ORLANDO, Fla.--Google Fiber (NASDAQ: GOOG) may have a tight focus on providing a symmetrical 1 Gbps broadband experience for the cities it has targeted for fiber-to-the-premises (FTTP), but the service provider knows that having a compelling TV offering is just as important.
Speaking during a keynote at this week's Comptel Plus trade show, Milo Medin, vice president for access services at Google Fiber, said that while there's no need to have a voice service, customers that sign up for service will want to know TV is part of the service lineup.
"What we have found is that while it's not necessary to offer voice service because of wireless substation, if you don't offer a good TV service your ability to compete with incumbents that bundle Internet and TV together is significantly impaired," Medin said.
However, developing a compelling offer is a tall order for emerging entrants like Google Fiber, which are at a disadvantage in negotiating carriage deals with content providers.
"It can be very difficult to secure programming rights to all the major networks that consumers desire, but in some cases coops can help with national channels," Medin said. "Regional sports networks that are owned by incumbent cable operators often are denied to competitors and for some content that could prevent you from delivering a viable offering."
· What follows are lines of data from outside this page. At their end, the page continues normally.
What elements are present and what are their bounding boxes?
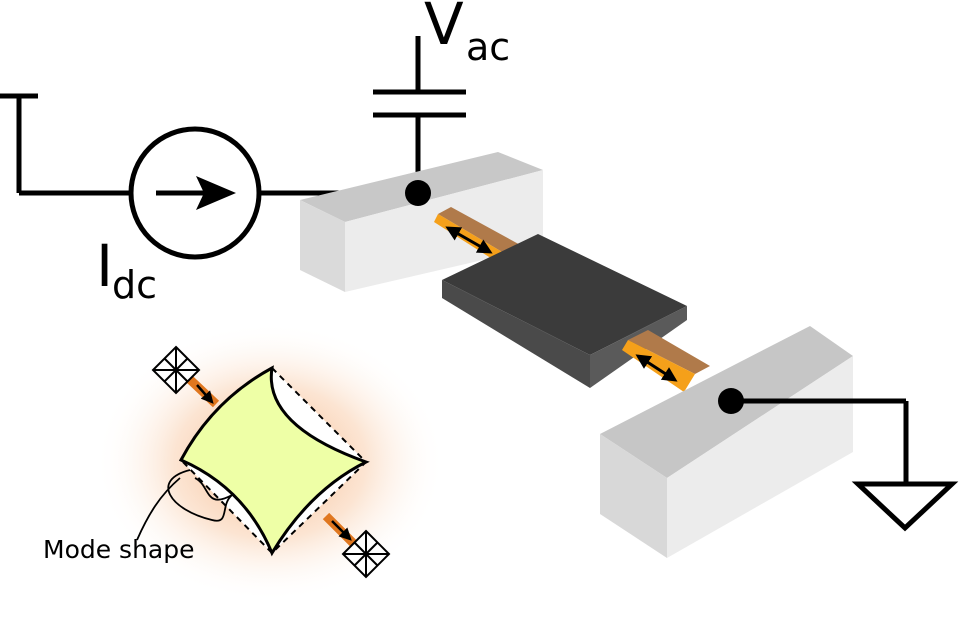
inset-anchor-top (151, 345, 201, 395)
right-support-beam (622, 330, 710, 392)
left-beam-motion-arrow (445, 226, 493, 254)
mode-shape-label: Mode shape (43, 535, 195, 564)
current-label-sub: dc (112, 263, 157, 307)
deformed-mode-shape (178, 365, 370, 557)
left-contact-node (405, 180, 431, 206)
left-support-beam (434, 207, 524, 262)
ground-symbol (851, 481, 959, 532)
current-label-main: I (96, 232, 113, 300)
mode-shape-inset (95, 322, 445, 602)
right-beam-motion-arrow (635, 354, 678, 382)
inset-anchor-bottom (341, 529, 391, 579)
voltage-label-sub: ac (466, 25, 510, 69)
current-direction-arrow (156, 176, 236, 210)
right-contact-node (718, 388, 744, 414)
mode-shape-pointer (167, 469, 233, 522)
voltage-label-main: V (424, 0, 464, 58)
ground-circuit (731, 398, 959, 532)
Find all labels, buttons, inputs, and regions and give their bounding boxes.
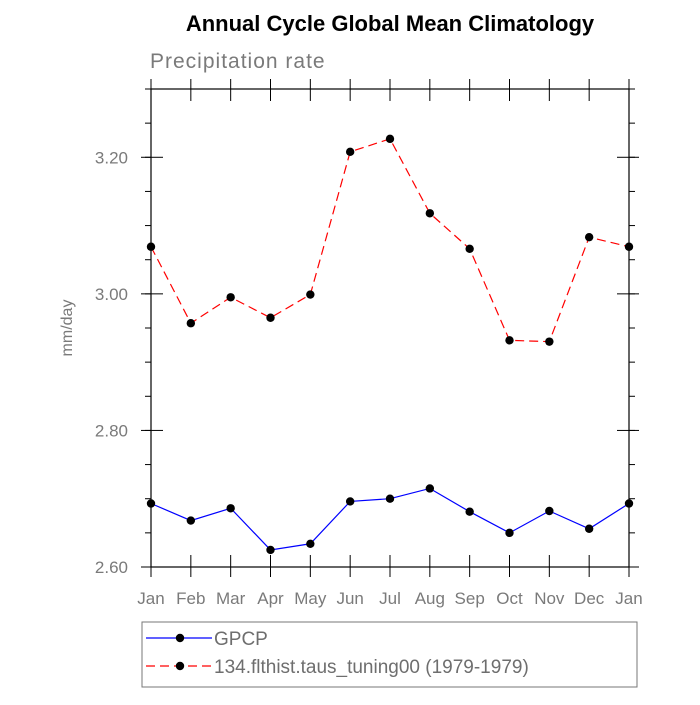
x-tick-label: Jun xyxy=(336,589,363,608)
data-point xyxy=(266,545,275,555)
data-point xyxy=(146,499,156,508)
data-point xyxy=(226,293,235,302)
data-point xyxy=(186,516,196,525)
y-tick-label: 2.60 xyxy=(95,558,128,577)
data-point xyxy=(226,504,235,513)
data-point xyxy=(425,484,435,493)
chart-subtitle: Precipitation rate xyxy=(150,50,326,73)
x-tick-label: Mar xyxy=(216,589,246,608)
data-point xyxy=(505,528,514,538)
data-point xyxy=(266,313,275,322)
data-point xyxy=(306,539,315,548)
data-point xyxy=(345,147,355,157)
series-layer xyxy=(146,134,634,555)
y-tick-label: 3.00 xyxy=(95,285,128,304)
y-tick-label: 2.80 xyxy=(95,421,128,440)
x-tick-label: Nov xyxy=(534,589,565,608)
data-point xyxy=(465,244,474,253)
x-tick-label: Dec xyxy=(574,589,605,608)
x-tick-label: Feb xyxy=(176,589,205,608)
legend-marker-0 xyxy=(175,633,185,643)
y-axis-label: mm/day xyxy=(59,300,76,357)
legend: GPCP 134.flthist.taus_tuning00 (1979-1979… xyxy=(146,629,529,678)
data-point xyxy=(545,337,554,346)
data-point xyxy=(545,506,554,516)
series-line-1 xyxy=(150,138,630,343)
chart-title: Annual Cycle Global Mean Climatology xyxy=(186,11,595,36)
data-point xyxy=(425,209,435,218)
data-point xyxy=(465,507,474,516)
x-tick-label: Apr xyxy=(257,589,284,608)
x-tick-label: May xyxy=(294,589,327,608)
legend-box xyxy=(141,621,638,688)
x-tick-label: Jan xyxy=(137,589,164,608)
ticks-layer: Jan Feb Mar Apr May Jun Jul Aug Sep Oct Nov Dec Jan 2… xyxy=(95,79,643,608)
x-tick-label: Jul xyxy=(379,589,401,608)
data-point xyxy=(146,242,156,251)
data-point xyxy=(584,232,594,242)
legend-label-0: GPCP xyxy=(214,629,268,650)
data-point xyxy=(624,499,634,508)
data-point xyxy=(186,319,196,328)
legend-marker-1 xyxy=(175,661,185,671)
x-tick-label: Sep xyxy=(455,589,485,608)
data-point xyxy=(345,497,355,506)
data-point xyxy=(306,290,315,299)
y-tick-label: 3.20 xyxy=(95,148,128,167)
data-point xyxy=(505,336,514,345)
data-point xyxy=(624,242,634,251)
x-tick-label: Oct xyxy=(496,589,523,608)
data-point xyxy=(584,524,594,533)
legend-label-1: 134.flthist.taus_tuning00 (1979-1979) xyxy=(214,657,529,678)
data-point xyxy=(385,494,395,503)
data-point xyxy=(385,134,395,144)
x-tick-label: Aug xyxy=(415,589,445,608)
x-tick-label: Jan xyxy=(615,589,642,608)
One example where content rights is an issue is in Los Angeles, where Time Warner Cable (NYSE: TWC) and the Los Angeles Dodgers jointly own SportsNet LA. The SportsNet LA network, which debuted on Feb. 25, 2014, is part of a 25-year deal the team reached with Time Warner Cable in January 2013.
"In Los Angeles, the local cable operator controls the distribution of LA Dodger games and has a 25-year exclusive agreement," Medin said. "This is certainly going to dissuade us and others to build fiber there because it's hard to have a competitive TV service without access to the local MLB games."
At the same time, Google Fiber and other competitors have to pay a far greater price than incumbent cable operators for content. New entrants often have to pay much higher fees than incumbent cable operators like Comcast (NASDAQ: CMCSA) or Time Warner Cable.
"The biggest problem of all is the cost differential all us new competitors face compared to large incumbents," Medin said. "We often end up paying more than double the price for exactly the same programming incumbents pay, which is a hard economical differential to overcome because consumers aren't willing to pay significantly more for TV because you offer much, much faster Internet."
Google Fiber is not alone.
CenturyLink (NYSE: CTL) asked the U.S. House Energy and Commerce Committee in January to reform the 1992 Cable Act so new entrants in the video services race can more effectively negotiate prices for content.
Although CenturyLink was one of the last of the largest ILECs to enter the TV game, trailing its closest peers AT&T (NYSE: T) and Verizon (NYSE: VZ), the service provider has continued to make progress in rolling out its Prism IPTV service.
During the fourth quarter, the service provider added about 12,900 new Prism TV customers, ending the quarter with a total of 242,000 customers while increasing the penetration rate to about 2.4 million homes passed to 10.2 percent.
But getting access to content at competitive rates is only one part of the problem. The other issue is the lack of choice in set-top box devices users can purchase to get their video content.
"The set-top box market in the U.S. is fundamentally closed and consumers are not allowed to buy devices in the competitive market," Medin said. "Consumers don't have the option of buying a set-top box that works with their TV provider from companies like Apple or Sony."
Google Fiber itself did not have the option to offer various devices to access video content either and was forced to develop its own set-top box. However, building hardware for service providers is a rather unpractical endeavor.
At the same time, Congress has told the FCC to form a committee to develop open standard interfaces for video providers.
"Congress has directed the FCC to specify a new standard to create open interfaces for video providers," Medin said. "If it's successful, it may open up the closed ecosystem, make great ubiquitous consumer friendly devices a reality and simplify the delivery of TV service for competitors."